Alors que le débiteur s'est montré peu collaborant - il n'a pas fourni les documents demandés à la suite de son audition du 9 mars 2020 -, l'Office ne l'a sommé de remettre les actions que le 28 août 2020, soit plusieurs mois plus tard. De plus, entre l'envoi de cette mise en demeure et la sommation du mois de janvier 2021, plusieurs mois se sont écoulés sans que l'Office n'ait tenté de prendre possession des actions, par exemple en se rendant au siège des sociétés ou au domicile du poursuivi. Ni le passage du poursuivi dans les locaux de l'Office, à une date indéterminée, ni le dépôt d'une plainte pénale, après la dernière sommation, ne justifient cette inaction.

Il convient donc d'accueillir la plainte et de constater que l'Office a tardé de manière injustifiée dans le traitement de la réquisition de vente.

2.3. La plainte est ainsi admise et l'Office invité à effectuer sans désemparer toute démarche utile pour tenter de prendre possession des actions et pour obtenir les documents utiles à leur estimation, notamment en se rendant au siège des sociétés respectivement au domicile du débiteur, puis à organiser les enchères.

3. La présente procédure est gratuite (art. 20a al. 1 LP ; art. 61 al. 2 let. a et art. 62 al. 2 OELP).

 

 

* * * * *


PAR CES MOTIFS,
La Chambre de surveillance :

A la forme :

Déclare recevable la plainte formée le 15 mars 2021 par A______ SA, B______ SA, C______ et D______ pour retard injustifié dans le traitement de la réquisition de vente, poursuite n° 3______.

Au fond :

L'admet.

Constate que l'Office cantonal des poursuites a tardé de manière injustifiée dans le traitement de la réquisition de vente précitée.
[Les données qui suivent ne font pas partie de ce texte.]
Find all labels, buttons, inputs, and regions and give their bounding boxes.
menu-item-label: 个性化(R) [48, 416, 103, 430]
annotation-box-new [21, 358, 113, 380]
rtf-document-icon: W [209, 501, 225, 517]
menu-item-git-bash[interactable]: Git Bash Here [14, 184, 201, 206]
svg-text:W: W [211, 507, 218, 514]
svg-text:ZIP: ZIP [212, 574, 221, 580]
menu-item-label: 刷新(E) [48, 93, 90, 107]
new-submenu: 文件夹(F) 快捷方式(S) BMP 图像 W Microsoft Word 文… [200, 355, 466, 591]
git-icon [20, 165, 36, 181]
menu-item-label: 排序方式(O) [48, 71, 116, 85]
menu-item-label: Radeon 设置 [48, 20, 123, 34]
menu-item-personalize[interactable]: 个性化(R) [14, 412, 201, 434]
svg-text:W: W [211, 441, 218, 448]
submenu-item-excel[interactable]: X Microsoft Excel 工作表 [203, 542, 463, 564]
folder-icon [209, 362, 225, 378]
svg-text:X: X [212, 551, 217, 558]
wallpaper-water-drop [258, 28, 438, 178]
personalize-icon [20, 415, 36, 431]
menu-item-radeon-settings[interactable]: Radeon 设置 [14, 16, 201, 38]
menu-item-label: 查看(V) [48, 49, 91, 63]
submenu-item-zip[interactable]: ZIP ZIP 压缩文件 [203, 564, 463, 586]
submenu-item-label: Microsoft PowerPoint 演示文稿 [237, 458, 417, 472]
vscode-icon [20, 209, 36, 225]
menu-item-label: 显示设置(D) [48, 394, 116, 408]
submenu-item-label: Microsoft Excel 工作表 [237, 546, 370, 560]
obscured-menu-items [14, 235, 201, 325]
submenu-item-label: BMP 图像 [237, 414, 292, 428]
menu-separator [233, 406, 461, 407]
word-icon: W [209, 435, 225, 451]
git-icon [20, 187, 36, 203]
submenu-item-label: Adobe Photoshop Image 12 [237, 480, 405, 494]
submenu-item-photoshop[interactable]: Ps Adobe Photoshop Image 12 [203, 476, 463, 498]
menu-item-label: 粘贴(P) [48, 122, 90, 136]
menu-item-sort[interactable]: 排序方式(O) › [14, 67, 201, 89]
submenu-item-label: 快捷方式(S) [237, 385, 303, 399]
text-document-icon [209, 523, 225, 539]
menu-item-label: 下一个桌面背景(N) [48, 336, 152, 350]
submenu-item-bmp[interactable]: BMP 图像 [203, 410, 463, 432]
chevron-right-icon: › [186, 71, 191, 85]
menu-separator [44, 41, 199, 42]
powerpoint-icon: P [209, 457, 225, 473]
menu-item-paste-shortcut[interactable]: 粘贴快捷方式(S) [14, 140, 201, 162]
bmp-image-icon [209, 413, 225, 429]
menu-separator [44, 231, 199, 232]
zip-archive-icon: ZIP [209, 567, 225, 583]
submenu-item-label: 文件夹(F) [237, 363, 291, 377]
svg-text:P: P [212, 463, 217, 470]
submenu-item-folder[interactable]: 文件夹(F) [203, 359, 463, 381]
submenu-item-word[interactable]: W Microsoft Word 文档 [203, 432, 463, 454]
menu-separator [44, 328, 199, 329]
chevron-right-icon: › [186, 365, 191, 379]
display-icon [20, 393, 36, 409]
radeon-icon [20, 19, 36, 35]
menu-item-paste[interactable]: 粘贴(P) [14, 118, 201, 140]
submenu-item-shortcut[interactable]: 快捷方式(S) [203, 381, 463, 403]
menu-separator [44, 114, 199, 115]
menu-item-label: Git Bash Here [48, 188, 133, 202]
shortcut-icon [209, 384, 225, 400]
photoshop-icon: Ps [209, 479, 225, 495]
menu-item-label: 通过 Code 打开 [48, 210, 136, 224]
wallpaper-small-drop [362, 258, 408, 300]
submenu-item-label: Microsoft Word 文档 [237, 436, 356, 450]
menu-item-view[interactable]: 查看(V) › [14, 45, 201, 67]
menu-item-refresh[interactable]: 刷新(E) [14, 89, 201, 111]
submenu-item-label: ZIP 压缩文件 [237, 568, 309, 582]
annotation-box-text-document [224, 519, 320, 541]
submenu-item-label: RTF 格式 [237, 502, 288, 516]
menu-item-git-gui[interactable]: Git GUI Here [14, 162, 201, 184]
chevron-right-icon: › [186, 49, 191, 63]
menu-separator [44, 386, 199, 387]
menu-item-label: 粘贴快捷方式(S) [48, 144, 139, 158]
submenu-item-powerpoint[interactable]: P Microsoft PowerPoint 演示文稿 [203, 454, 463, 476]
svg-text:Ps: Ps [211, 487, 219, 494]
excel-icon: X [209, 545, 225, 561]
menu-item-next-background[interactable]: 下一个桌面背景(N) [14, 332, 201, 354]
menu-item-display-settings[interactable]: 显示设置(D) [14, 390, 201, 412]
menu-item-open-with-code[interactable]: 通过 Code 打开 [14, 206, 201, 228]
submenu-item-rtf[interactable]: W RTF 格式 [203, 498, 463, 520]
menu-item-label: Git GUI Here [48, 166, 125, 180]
Invite l'Office cantonal des poursuites à procéder conformément au considérant 2.3 de la présente décision.

Siégeant :

Madame Verena PEDRAZZINI RIZZI, présidente; Madame Natalie OPPATJA et
Monsieur Anthony HUGUENIN, juges assesseurs; Madame Christel HENZELIN, greffière.

 

La présidente :

Verena PEDRAZZINI RIZZI

 

La greffière :

Christel HENZELIN

 

 

Voie de recours :

Le recours en matière civile au sens de l'art. 72 al. 2 let. a de la loi sur le Tribunal fédéral du 17 juin 2005 (LTF; RS 173.110) est ouvert contre les décisions prises par la Chambre de surveillance des Offices des poursuites et des faillites, unique autorité cantonale de surveillance en matière de poursuite pour dettes et faillite (art. 126 LOJ). Il doit être déposé devant le Tribunal fédéral, 1000 Lausanne 14, dans les dix jours qui suivent la notification de l'expédition complète de la présente décision (art. 100 al. 1 et 2 let. a LTF) ou dans les cinq jours en matière de poursuite pour effets de change (art. 100 al. 3 let. a LTF). L'art. 119 al. 1 LTF prévoit que si une partie forme un recours ordinaire et un recours constitutionnel, elle doit déposer les deux recours dans un seul mémoire. Le recours doit être rédigé dans une langue officielle, indiquer les conclusions, en quoi l'acte attaqué viole le droit et les moyens de preuve, et être signé (art. 42 LTF).

Le recours doit être adressé au Tribunal fédéral, 1000 Lausanne 14.